Frontasius, Severinus, Severian, and Silanus were four missionaries who, by tradition, were sent to preach the Gospel in southern Gaul (modern France) and were martyred there for refusing to worship idols. The synaxarion places their deaths in the apostolic age, under the emperor Claudius (41-54), making them among the earliest witnesses to Christ in Gaul. They are commemorated together on June 4.
According to the tradition recorded in the Orthodox synaxarion, the four were dispatched to evangelize southern Gaul by Bishop Frontonus of Petragorium, the city now known as Périgueux. A pagan governor named Squiridonus arrested them and demanded that they renounce Christ. When they refused, he ordered that they be led outside the city, bound to pillars, and have nails driven into their heads in the manner of a crown of thorns, after which they were beheaded.
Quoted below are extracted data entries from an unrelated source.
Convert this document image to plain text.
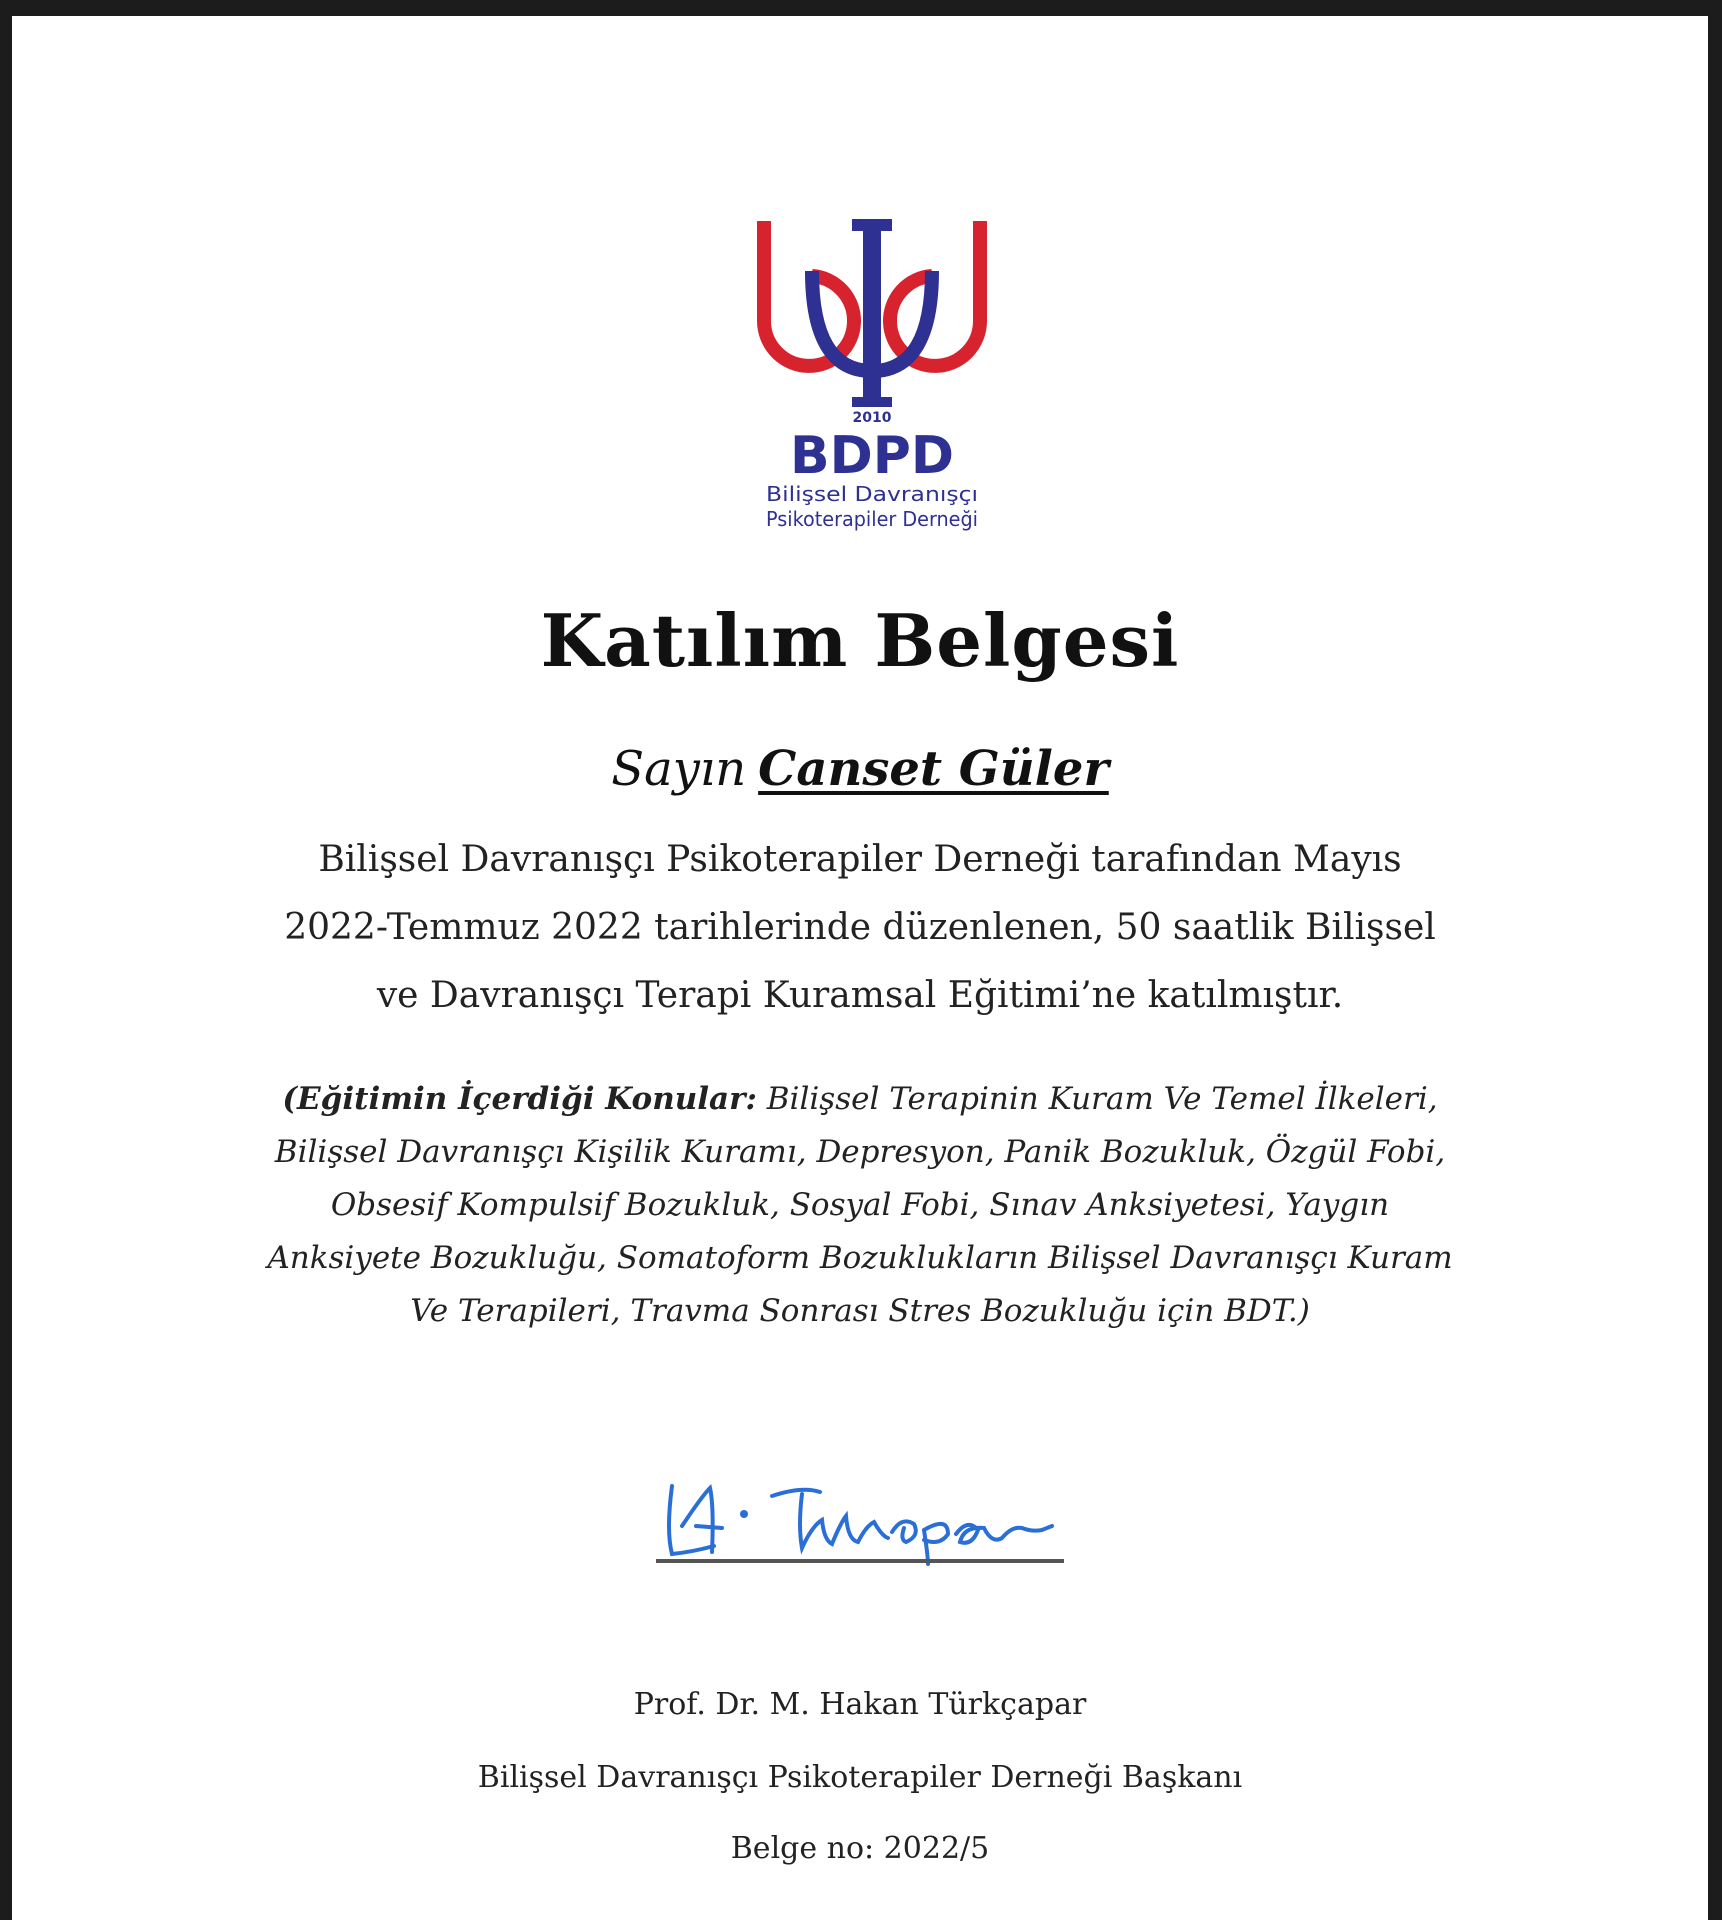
2010
BDPD
Bilişsel Davranışçı
Psikoterapiler Derneği
Katılım Belgesi
Sayın Canset Güler
Bilişsel Davranışçı Psikoterapiler Derneği tarafından Mayıs 2022-Temmuz 2022 tarihlerinde düzenlenen, 50 saatlik Bilişsel ve Davranışçı Terapi Kuramsal Eğitimi’ne katılmıştır.
(Eğitimin İçerdiği Konular: Bilişsel Terapinin Kuram Ve Temel İlkeleri, Bilişsel Davranışçı Kişilik Kuramı, Depresyon, Panik Bozukluk, Özgül Fobi, Obsesif Kompulsif Bozukluk, Sosyal Fobi, Sınav Anksiyetesi, Yaygın Anksiyete Bozukluğu, Somatoform Bozuklukların Bilişsel Davranışçı Kuram Ve Terapileri, Travma Sonrası Stres Bozukluğu için BDT.)
Prof. Dr. M. Hakan Türkçapar
Bilişsel Davranışçı Psikoterapiler Derneği Başkanı
Belge no: 2022/5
A miraculous tradition is attached to their martyrdom: the synaxarion relates that the holy martyrs, by the power of God, took up their severed heads and carried them to the church of the Mother of God where Bishop Frontonus was at prayer; there they laid their heads at the bishop's feet, signed themselves with the cross, and died. Western sources connect the four with Le Puy (Puy-en-Velay), where they are remembered as the Martyrs of Puy and where, by tradition, Bishop Fronto buried them together in the church of Notre Dame with their bodies arranged in the form of a cross.